How about we assume that some of those white people staying home are just a little racist. Perhaps they didn’t want to vote for the dark fellow, and as a matter of fact, they did not want to vote for the icky corporate millionaire either.
My feeling is that once Obama is not on the ballot that there may be a re-coil, and that the democrats will end up with more net votes, not less. They will have all of the minority coalition still well fired up and they will receive the votes of the white folks who may still be a little unwilling to vote for someone like Obama. Kind of like how Hillary did so well in the south when she ran.
So post-Obama the GOP has big problems across the board, bigger than just trying to be nice to Mexicans. Their brand is in tatters.
As a number of commenters have alluded to, it makes sense to focus on the white vote if you don’t expect any people of color to be able to vote. John Roberts changed that calculus immensely – not because the VRA enabled states already in the Republican electoral column to try to further suppress the vote, but because it reassured Republican legislators everywhere that they’d be able to get away with even more direct and draconian suppression than they’ve already tried. Who’s going to stop them?
I’ve written this before, but it bears repeating: as goes California, so goes the nation.

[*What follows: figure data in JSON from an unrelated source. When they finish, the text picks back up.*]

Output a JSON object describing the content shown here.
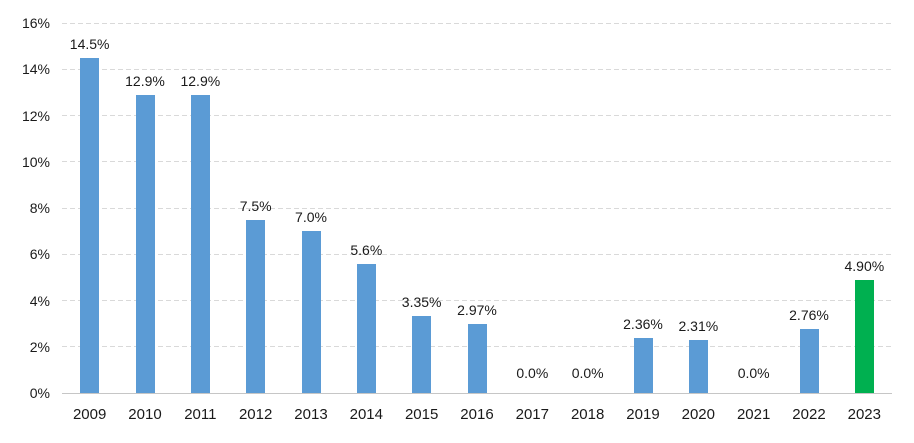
{
  "chart_data": {
    "type": "bar",
    "title": "",
    "xlabel": "",
    "ylabel": "",
    "categories": [
      "2009",
      "2010",
      "2011",
      "2012",
      "2013",
      "2014",
      "2015",
      "2016",
      "2017",
      "2018",
      "2019",
      "2020",
      "2021",
      "2022",
      "2023"
    ],
    "values": [
      14.5,
      12.9,
      12.9,
      7.5,
      7.0,
      5.6,
      3.35,
      2.97,
      0.0,
      0.0,
      2.36,
      2.31,
      0.0,
      2.76,
      4.9
    ],
    "labels": [
      "14.5%",
      "12.9%",
      "12.9%",
      "7.5%",
      "7.0%",
      "5.6%",
      "3.35%",
      "2.97%",
      "0.0%",
      "0.0%",
      "2.36%",
      "2.31%",
      "0.0%",
      "2.76%",
      "4.90%"
    ],
    "bar_colors": [
      "#5B9BD5",
      "#5B9BD5",
      "#5B9BD5",
      "#5B9BD5",
      "#5B9BD5",
      "#5B9BD5",
      "#5B9BD5",
      "#5B9BD5",
      "#5B9BD5",
      "#5B9BD5",
      "#5B9BD5",
      "#5B9BD5",
      "#5B9BD5",
      "#5B9BD5",
      "#00B050"
    ],
    "ylim": [
      0,
      16
    ],
    "ytick_labels": [
      "0%",
      "2%",
      "4%",
      "6%",
      "8%",
      "10%",
      "12%",
      "14%",
      "16%"
    ],
    "grid": "horizontal-dashed",
    "legend": "none"
  },
  "colors": {
    "bar_default": "#5B9BD5",
    "bar_highlight": "#00B050",
    "gridline": "#D9D9D9",
    "axis_line": "#C6C6C6",
    "text": "#1A1A1A",
    "background": "#FFFFFF"
  }
}
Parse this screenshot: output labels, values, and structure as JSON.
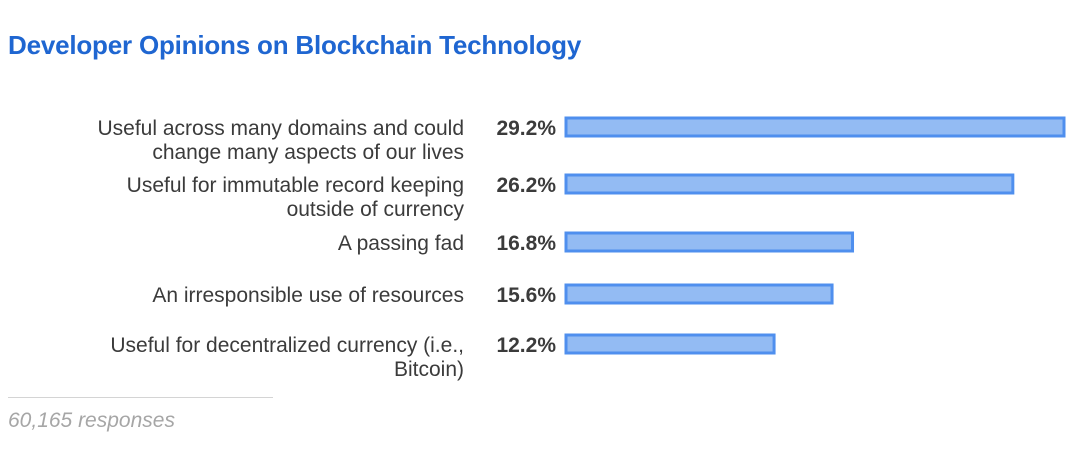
{
  "chart_data": {
    "type": "bar",
    "orientation": "horizontal",
    "title": "Developer Opinions on Blockchain Technology",
    "categories": [
      [
        "Useful across many domains and could",
        "change many aspects of our lives"
      ],
      [
        "Useful for immutable record keeping",
        "outside of currency"
      ],
      [
        "A passing fad"
      ],
      [
        "An irresponsible use of resources"
      ],
      [
        "Useful for decentralized currency (i.e.,",
        "Bitcoin)"
      ]
    ],
    "values": [
      29.2,
      26.2,
      16.8,
      15.6,
      12.2
    ],
    "value_labels": [
      "29.2%",
      "26.2%",
      "16.8%",
      "15.6%",
      "12.2%"
    ],
    "xlim": [
      0,
      29.2
    ],
    "xlabel": "",
    "ylabel": "",
    "grid": false,
    "legend": "none"
  },
  "colors": {
    "title": "#1f66d1",
    "bar_fill": "#93bbf3",
    "bar_stroke": "#4f8fee",
    "text": "#3b3b3b",
    "footnote": "#a6a6a6"
  },
  "footer": {
    "responses": "60,165 responses"
  }
}
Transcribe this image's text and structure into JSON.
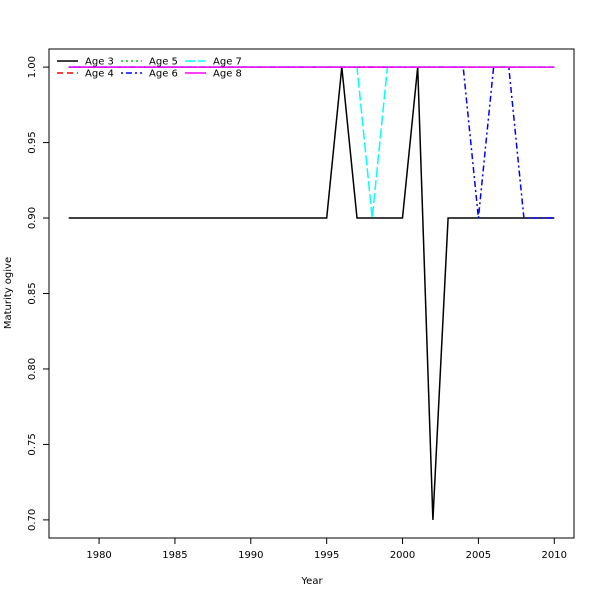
{
  "chart_data": {
    "type": "line",
    "title": "",
    "xlabel": "Year",
    "ylabel": "Maturity ogive",
    "xlim": [
      1976.7,
      2011.3
    ],
    "ylim": [
      0.688,
      1.012
    ],
    "x_ticks": [
      1980,
      1985,
      1990,
      1995,
      2000,
      2005,
      2010
    ],
    "y_ticks": [
      0.7,
      0.75,
      0.8,
      0.85,
      0.9,
      0.95,
      1.0
    ],
    "y_tick_labels": [
      "0.70",
      "0.75",
      "0.80",
      "0.85",
      "0.90",
      "0.95",
      "1.00"
    ],
    "grid": false,
    "legend_position": "top-left",
    "series": [
      {
        "name": "Age 3",
        "color": "#000000",
        "dash": "solid",
        "x": [
          1978,
          1995,
          1996,
          1997,
          2000,
          2001,
          2002,
          2003,
          2010
        ],
        "y": [
          0.9,
          0.9,
          1.0,
          0.9,
          0.9,
          1.0,
          0.7,
          0.9,
          0.9
        ]
      },
      {
        "name": "Age 4",
        "color": "#ff0000",
        "dash": "dashed",
        "x": [
          1978,
          2010
        ],
        "y": [
          1.0,
          1.0
        ]
      },
      {
        "name": "Age 5",
        "color": "#00cd00",
        "dash": "dotted",
        "x": [
          1978,
          2010
        ],
        "y": [
          1.0,
          1.0
        ]
      },
      {
        "name": "Age 6",
        "color": "#0000ff",
        "dash": "dotdash",
        "x": [
          1978,
          2004,
          2005,
          2006,
          2007,
          2008,
          2010
        ],
        "y": [
          1.0,
          1.0,
          0.9,
          1.0,
          1.0,
          0.9,
          0.9
        ]
      },
      {
        "name": "Age 7",
        "color": "#00ffff",
        "dash": "longdash",
        "x": [
          1978,
          1997,
          1998,
          1999,
          2010
        ],
        "y": [
          1.0,
          1.0,
          0.9,
          1.0,
          1.0
        ]
      },
      {
        "name": "Age 8",
        "color": "#ff00ff",
        "dash": "solid",
        "x": [
          1978,
          2010
        ],
        "y": [
          1.0,
          1.0
        ]
      }
    ]
  }
}
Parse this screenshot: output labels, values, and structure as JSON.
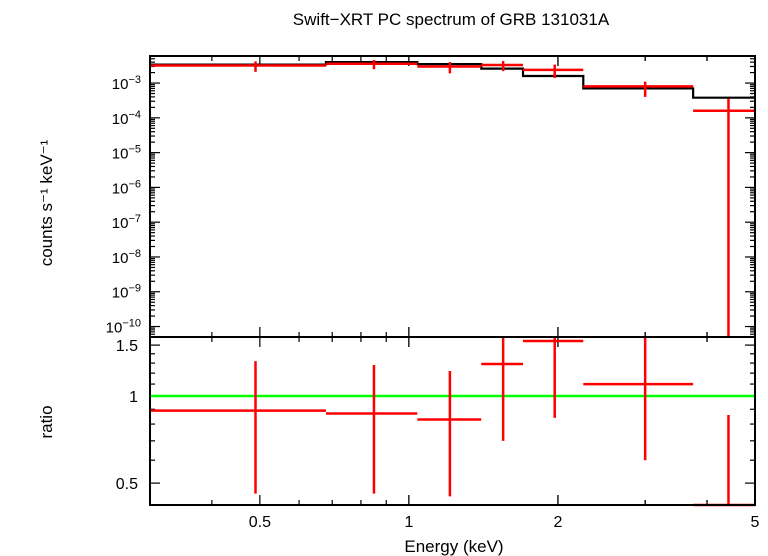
{
  "chart_data": [
    {
      "type": "scatter",
      "panel": "spectrum",
      "title": "Swift−XRT PC spectrum of GRB 131031A",
      "ylabel": "counts s⁻¹ keV⁻¹",
      "xscale": "log",
      "yscale": "log",
      "xlim": [
        0.3,
        5.0
      ],
      "ylim": [
        5e-11,
        0.006
      ],
      "x_ticks": [
        0.5,
        1,
        2,
        5
      ],
      "y_tick_labels": [
        {
          "value": 0.001,
          "mant": "10",
          "exp": "−3"
        },
        {
          "value": 0.0001,
          "mant": "10",
          "exp": "−4"
        },
        {
          "value": 1e-05,
          "mant": "10",
          "exp": "−5"
        },
        {
          "value": 1e-06,
          "mant": "10",
          "exp": "−6"
        },
        {
          "value": 1e-07,
          "mant": "10",
          "exp": "−7"
        },
        {
          "value": 1e-08,
          "mant": "10",
          "exp": "−8"
        },
        {
          "value": 1e-09,
          "mant": "10",
          "exp": "−9"
        },
        {
          "value": 1e-10,
          "mant": "10",
          "exp": "−10"
        }
      ],
      "data_color": "#ff0000",
      "model_color": "#000000",
      "data": [
        {
          "x": 0.49,
          "xlo": 0.3,
          "xhi": 0.68,
          "y": 0.0032,
          "ylo": 0.0021,
          "yhi": 0.0042
        },
        {
          "x": 0.85,
          "xlo": 0.68,
          "xhi": 1.04,
          "y": 0.0036,
          "ylo": 0.0025,
          "yhi": 0.0046
        },
        {
          "x": 1.21,
          "xlo": 1.04,
          "xhi": 1.4,
          "y": 0.003,
          "ylo": 0.0019,
          "yhi": 0.004
        },
        {
          "x": 1.55,
          "xlo": 1.4,
          "xhi": 1.7,
          "y": 0.0033,
          "ylo": 0.0022,
          "yhi": 0.0043
        },
        {
          "x": 1.97,
          "xlo": 1.7,
          "xhi": 2.25,
          "y": 0.0024,
          "ylo": 0.0014,
          "yhi": 0.0034
        },
        {
          "x": 3.0,
          "xlo": 2.25,
          "xhi": 3.75,
          "y": 0.0008,
          "ylo": 0.0004,
          "yhi": 0.0011
        },
        {
          "x": 4.42,
          "xlo": 3.75,
          "xhi": 5.0,
          "y": 0.00016,
          "ylo": 5e-11,
          "yhi": 0.00036
        }
      ],
      "model": [
        {
          "xlo": 0.3,
          "xhi": 0.68,
          "y": 0.0034
        },
        {
          "xlo": 0.68,
          "xhi": 1.04,
          "y": 0.004
        },
        {
          "xlo": 1.04,
          "xhi": 1.4,
          "y": 0.0035
        },
        {
          "xlo": 1.4,
          "xhi": 1.7,
          "y": 0.0026
        },
        {
          "xlo": 1.7,
          "xhi": 2.25,
          "y": 0.0016
        },
        {
          "xlo": 2.25,
          "xhi": 3.75,
          "y": 0.0007
        },
        {
          "xlo": 3.75,
          "xhi": 5.0,
          "y": 0.00038
        }
      ]
    },
    {
      "type": "scatter",
      "panel": "ratio",
      "xlabel": "Energy (keV)",
      "ylabel": "ratio",
      "xscale": "log",
      "yscale": "log",
      "xlim": [
        0.3,
        5.0
      ],
      "ylim": [
        0.42,
        1.6
      ],
      "y_ticks": [
        0.5,
        1,
        1.5
      ],
      "reference_line": 1,
      "reference_color": "#00ff00",
      "data_color": "#ff0000",
      "data": [
        {
          "x": 0.49,
          "xlo": 0.3,
          "xhi": 0.68,
          "y": 0.89,
          "ylo": 0.46,
          "yhi": 1.32
        },
        {
          "x": 0.85,
          "xlo": 0.68,
          "xhi": 1.04,
          "y": 0.87,
          "ylo": 0.46,
          "yhi": 1.28
        },
        {
          "x": 1.21,
          "xlo": 1.04,
          "xhi": 1.4,
          "y": 0.83,
          "ylo": 0.45,
          "yhi": 1.22
        },
        {
          "x": 1.55,
          "xlo": 1.4,
          "xhi": 1.7,
          "y": 1.29,
          "ylo": 0.7,
          "yhi": 1.6
        },
        {
          "x": 1.97,
          "xlo": 1.7,
          "xhi": 2.25,
          "y": 1.55,
          "ylo": 0.84,
          "yhi": 1.6
        },
        {
          "x": 3.0,
          "xlo": 2.25,
          "xhi": 3.75,
          "y": 1.1,
          "ylo": 0.6,
          "yhi": 1.6
        },
        {
          "x": 4.42,
          "xlo": 3.75,
          "xhi": 5.0,
          "y": 0.42,
          "ylo": 0.42,
          "yhi": 0.86
        }
      ]
    }
  ]
}
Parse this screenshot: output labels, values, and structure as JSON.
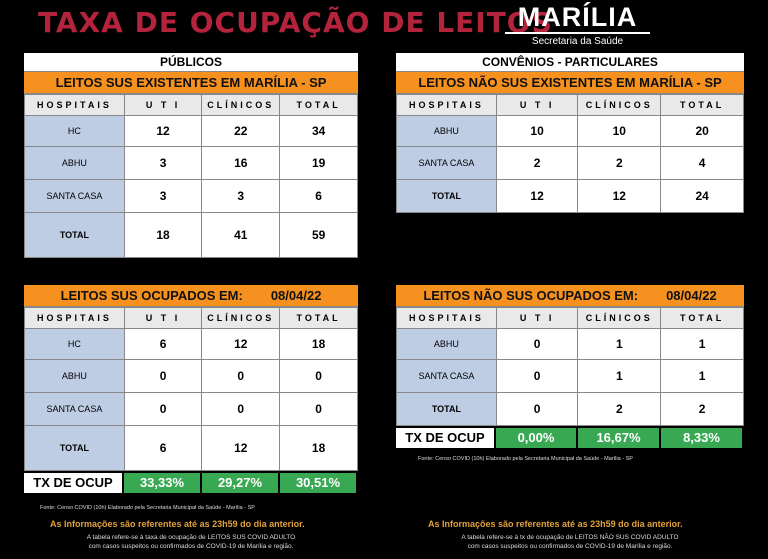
{
  "header": {
    "title": "TAXA  DE OCUPAÇÃO DE LEITOS",
    "brand_name": "MARÍLIA",
    "brand_sub": "Secretaria da Saúde"
  },
  "columns": [
    "HOSPITAIS",
    "U T I",
    "CLÍNICOS",
    "TOTAL"
  ],
  "publicos": {
    "group_label": "PÚBLICOS",
    "title": "LEITOS SUS EXISTENTES EM MARÍLIA - SP",
    "rows": [
      {
        "name": "HC",
        "uti": "12",
        "clin": "22",
        "total": "34"
      },
      {
        "name": "ABHU",
        "uti": "3",
        "clin": "16",
        "total": "19"
      },
      {
        "name": "SANTA CASA",
        "uti": "3",
        "clin": "3",
        "total": "6"
      },
      {
        "name": "TOTAL",
        "uti": "18",
        "clin": "41",
        "total": "59"
      }
    ]
  },
  "convenios": {
    "group_label": "CONVÊNIOS - PARTICULARES",
    "title": "LEITOS NÃO SUS EXISTENTES EM MARÍLIA - SP",
    "rows": [
      {
        "name": "ABHU",
        "uti": "10",
        "clin": "10",
        "total": "20"
      },
      {
        "name": "SANTA CASA",
        "uti": "2",
        "clin": "2",
        "total": "4"
      },
      {
        "name": "TOTAL",
        "uti": "12",
        "clin": "12",
        "total": "24"
      }
    ]
  },
  "sus_ocupados": {
    "title": "LEITOS SUS OCUPADOS EM:",
    "date": "08/04/22",
    "rows": [
      {
        "name": "HC",
        "uti": "6",
        "clin": "12",
        "total": "18"
      },
      {
        "name": "ABHU",
        "uti": "0",
        "clin": "0",
        "total": "0"
      },
      {
        "name": "SANTA CASA",
        "uti": "0",
        "clin": "0",
        "total": "0"
      },
      {
        "name": "TOTAL",
        "uti": "6",
        "clin": "12",
        "total": "18"
      }
    ],
    "tx_label": "TX DE OCUP",
    "tx_uti": "33,33%",
    "tx_clin": "29,27%",
    "tx_total": "30,51%",
    "source": "Fonte: Censo COVID (10h) Elaborado pela Secretaria Municipal da Saúde - Marília - SP",
    "info": "As Informações são referentes até as 23h59 do dia anterior.",
    "note_line1": "A tabela refere-se à taxa de ocupação de LEITOS SUS COVID ADULTO",
    "note_line2": "com casos suspeitos ou confirmados de COVID-19 de Marília e região."
  },
  "nao_sus_ocupados": {
    "title": "LEITOS NÃO SUS OCUPADOS EM:",
    "date": "08/04/22",
    "rows": [
      {
        "name": "ABHU",
        "uti": "0",
        "clin": "1",
        "total": "1"
      },
      {
        "name": "SANTA CASA",
        "uti": "0",
        "clin": "1",
        "total": "1"
      },
      {
        "name": "TOTAL",
        "uti": "0",
        "clin": "2",
        "total": "2"
      }
    ],
    "tx_label": "TX DE OCUP",
    "tx_uti": "0,00%",
    "tx_clin": "16,67%",
    "tx_total": "8,33%",
    "source": "Fonte: Censo COVID (10h) Elaborado pela Secretaria Municipal da Saúde - Marília - SP",
    "info": "As Informações são referentes até as 23h59 do dia anterior.",
    "note_line1": "A tabela refere-se à tx de ocupação de LEITOS NÃO SUS COVID ADULTO",
    "note_line2": "com casos suspeitos ou confirmados de COVID-19 de Marília e região."
  }
}
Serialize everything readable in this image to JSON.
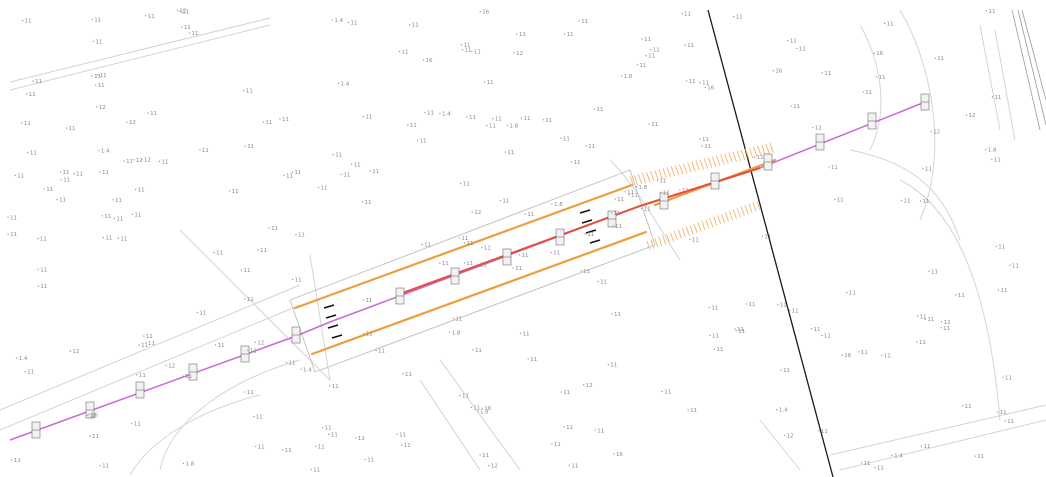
{
  "map": {
    "colors": {
      "background": "#ffffff",
      "centerline": "#c86bd6",
      "bridge_centerline": "#e2513b",
      "embankment": "#ef9c3c",
      "slope_hatch": "#f3b46a",
      "grid_line": "#1a1a1a",
      "terrain_line": "#cfcfcf",
      "elevation_text": "#8a8a8a"
    },
    "features": [
      "route-centerline",
      "bridge-centerline",
      "embankment-lines",
      "slope-hatching",
      "station-markers",
      "elevation-points",
      "sheet-boundary-line"
    ],
    "station_marker_label": "░",
    "elevation_labels": [
      "11",
      "12",
      "11",
      "16",
      "11",
      "1.4",
      "11",
      "11",
      "11",
      "11",
      "11",
      "11",
      "11",
      "11",
      "11",
      "11",
      "1.8",
      "11",
      "11",
      "12",
      "11",
      "11",
      "11",
      "11",
      "11",
      "11",
      "11",
      "11",
      "11",
      "11",
      "11",
      "11"
    ]
  }
}
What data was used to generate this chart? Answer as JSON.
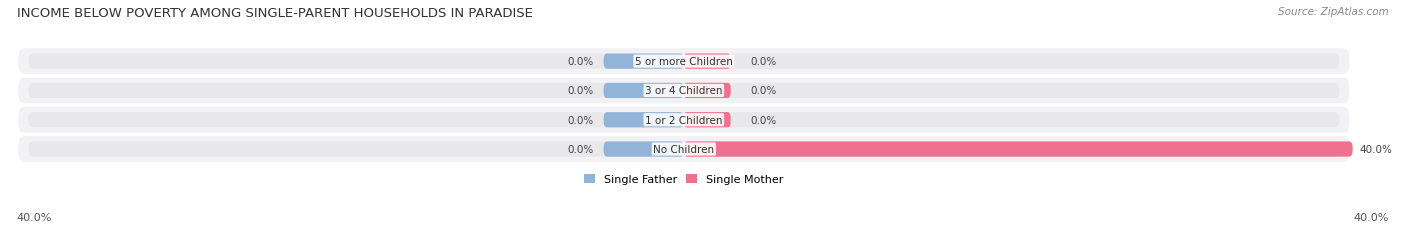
{
  "title": "INCOME BELOW POVERTY AMONG SINGLE-PARENT HOUSEHOLDS IN PARADISE",
  "source": "Source: ZipAtlas.com",
  "categories": [
    "No Children",
    "1 or 2 Children",
    "3 or 4 Children",
    "5 or more Children"
  ],
  "single_father": [
    0.0,
    0.0,
    0.0,
    0.0
  ],
  "single_mother": [
    40.0,
    0.0,
    0.0,
    0.0
  ],
  "max_val": 40.0,
  "father_color": "#92B4D8",
  "mother_color": "#F07090",
  "bar_bg_color": "#E8E8EA",
  "row_bg_color": "#F2F2F4",
  "title_fontsize": 9.5,
  "source_fontsize": 7.5,
  "label_fontsize": 7.5,
  "legend_fontsize": 8,
  "axis_label_fontsize": 8,
  "x_left_label": "40.0%",
  "x_right_label": "40.0%",
  "father_legend": "Single Father",
  "mother_legend": "Single Mother"
}
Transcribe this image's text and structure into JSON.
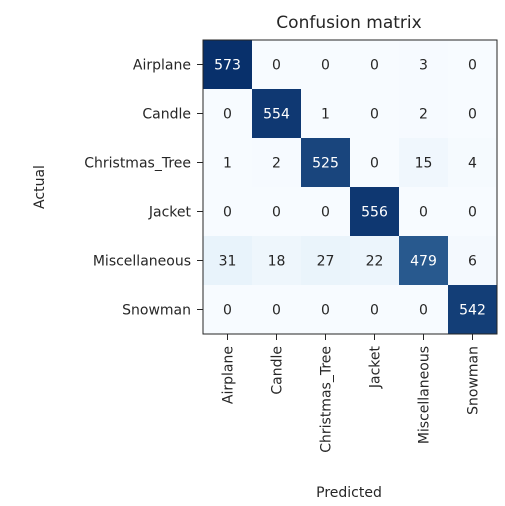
{
  "chart_data": {
    "type": "heatmap",
    "title": "Confusion matrix",
    "xlabel": "Predicted",
    "ylabel": "Actual",
    "x_categories": [
      "Airplane",
      "Candle",
      "Christmas_Tree",
      "Jacket",
      "Miscellaneous",
      "Snowman"
    ],
    "y_categories": [
      "Airplane",
      "Candle",
      "Christmas_Tree",
      "Jacket",
      "Miscellaneous",
      "Snowman"
    ],
    "values": [
      [
        573,
        0,
        0,
        0,
        3,
        0
      ],
      [
        0,
        554,
        1,
        0,
        2,
        0
      ],
      [
        1,
        2,
        525,
        0,
        15,
        4
      ],
      [
        0,
        0,
        0,
        556,
        0,
        0
      ],
      [
        31,
        18,
        27,
        22,
        479,
        6
      ],
      [
        0,
        0,
        0,
        0,
        0,
        542
      ]
    ],
    "colormap": {
      "low": "#f7fbff",
      "mid": "#6baed6",
      "high": "#08306b"
    },
    "text_colors": {
      "light": "#ffffff",
      "dark": "#262626"
    },
    "grid": false
  }
}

Twenty years ago, California Republicans – then on a roll with Reagan, Deukmejian, and Wilson all having served two terms as governor, having sent Nixon and Reagan to the White House, and having a number of prominent House Republicans – faced exactly the same sort of demographic crossroads the national party now faces. They responded exactly the way the national party has responded, distancing themselves from moderates like Wilson and doubling down on ever-more-radical ideological purity every time their party lost. Their only recent statewide victor, Schwarzenegger, got into office on a fluke and became a despised RINO to most of his own party.
Republicans are now less than 30 percent of registered voters in California. Of the state’s 55 people in Congress, 37 are Democrats, almost evenly divided along gender and racial lines. Only 18 are still Republicans, and every single one is an older white guy. In statewide races, the Republicans are no longer remotely competitive.
When faced with a choice of increasing their appeal to non-traditional demographics or thinking their agenda would be more appealing to whites if only it were more explicitly radical and racist, California’s Republicans have gone with the latter at every opportunity for two decades. Even as their results got steadily worse, they always found a way to explain way their losses as either someone else’s fault or their own failure to be conservative enough. They were absolutely immune to the real-world evidence, which consistently contradicted their bubble-world fantasies.
There’s no reason to believe the national party is any different. If anything, it’s worse. These people would much rather tear the country apart than rethink their beliefs.
So basically like California, we need to get to the brink of collapse (and maybe go a little over the brink)?
I’d argue it isn’t just being driven into the ground by crazies that sent people toward more progressive politicians. It’s the preponderance of diversity itself. It’s just not possible to grow up in California anymore in a little white bubble. That’s not to say there aren’t some serious segregation issues in CA, but they don’t tend to be around white vs “other” lines.
I see only one thing that would bring more whites to the party of racism: Zimmerman is acquitted, and the blacks riot. Especially bad if liberals have problems being full-throated in condemning the rioting.
Not complicated; Lee Atwater would understand.